An inquiry commission set up the Uttar Pradesh government and approved by the Supreme Court has said that there is no evidence of wrongdoing by the police in the killing of gangster Vikas Dubey. The inquiry commission said that no one came forward with any evidence against the police.
The Justice BS Chauhan inquiry commission said that there is no material evidence available to rebut the police version of the encounter. The three-member inquiry panel added that there is sufficient material to support it.
Dubey was arrested in July last year. Vikas, named in nearly 60 cases, was nabbed after he was spotted at the Mahakaleshwar temple in Ujjain. Dubey was on the run after he set up an ambush outside his home in Bikru village of Kanpur where eight policemen lost their lives. During the raid, eight police personnel, including a Deputy Superintendent of Police and three Sub-Inspectors, were killed.
Dubey was being brought back to Uttar Pradesh by the police when he was shot dead. According to the version submitted by police, the car in which Dubey was traveling flipped and he snatched a cop's gun. He then tried to escape and opened fire when cops shot him.

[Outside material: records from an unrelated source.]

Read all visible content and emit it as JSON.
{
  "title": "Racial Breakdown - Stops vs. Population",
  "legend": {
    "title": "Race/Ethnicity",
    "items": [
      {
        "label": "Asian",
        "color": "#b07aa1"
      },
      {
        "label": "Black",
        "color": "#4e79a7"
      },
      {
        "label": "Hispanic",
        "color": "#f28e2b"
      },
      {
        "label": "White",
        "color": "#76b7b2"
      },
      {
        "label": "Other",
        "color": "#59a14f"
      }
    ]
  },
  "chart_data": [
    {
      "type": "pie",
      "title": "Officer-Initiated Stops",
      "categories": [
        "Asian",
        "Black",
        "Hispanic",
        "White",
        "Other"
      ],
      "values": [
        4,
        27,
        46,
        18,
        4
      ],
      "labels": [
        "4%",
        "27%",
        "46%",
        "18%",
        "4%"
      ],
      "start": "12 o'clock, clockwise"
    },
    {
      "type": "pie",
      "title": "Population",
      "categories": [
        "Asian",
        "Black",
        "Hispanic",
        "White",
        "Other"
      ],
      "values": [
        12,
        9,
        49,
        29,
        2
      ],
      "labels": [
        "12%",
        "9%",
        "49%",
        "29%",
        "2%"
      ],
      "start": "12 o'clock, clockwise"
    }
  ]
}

The inquiry commission submitted its report to the Uttar Pradesh government on Monday after eight months of intense yet futile search for independent witnesses who could give a version that was different from the police narrative about the encounter killings. The report is in the process of being filed in the Supreme Court.
Earlier, the UP government had set up an Special Investigation Team (SIT) to probe the role of police personnel in the Bikru carnage. The SIT had found that over 50 police personnel had a nexus with Vikas Dubey.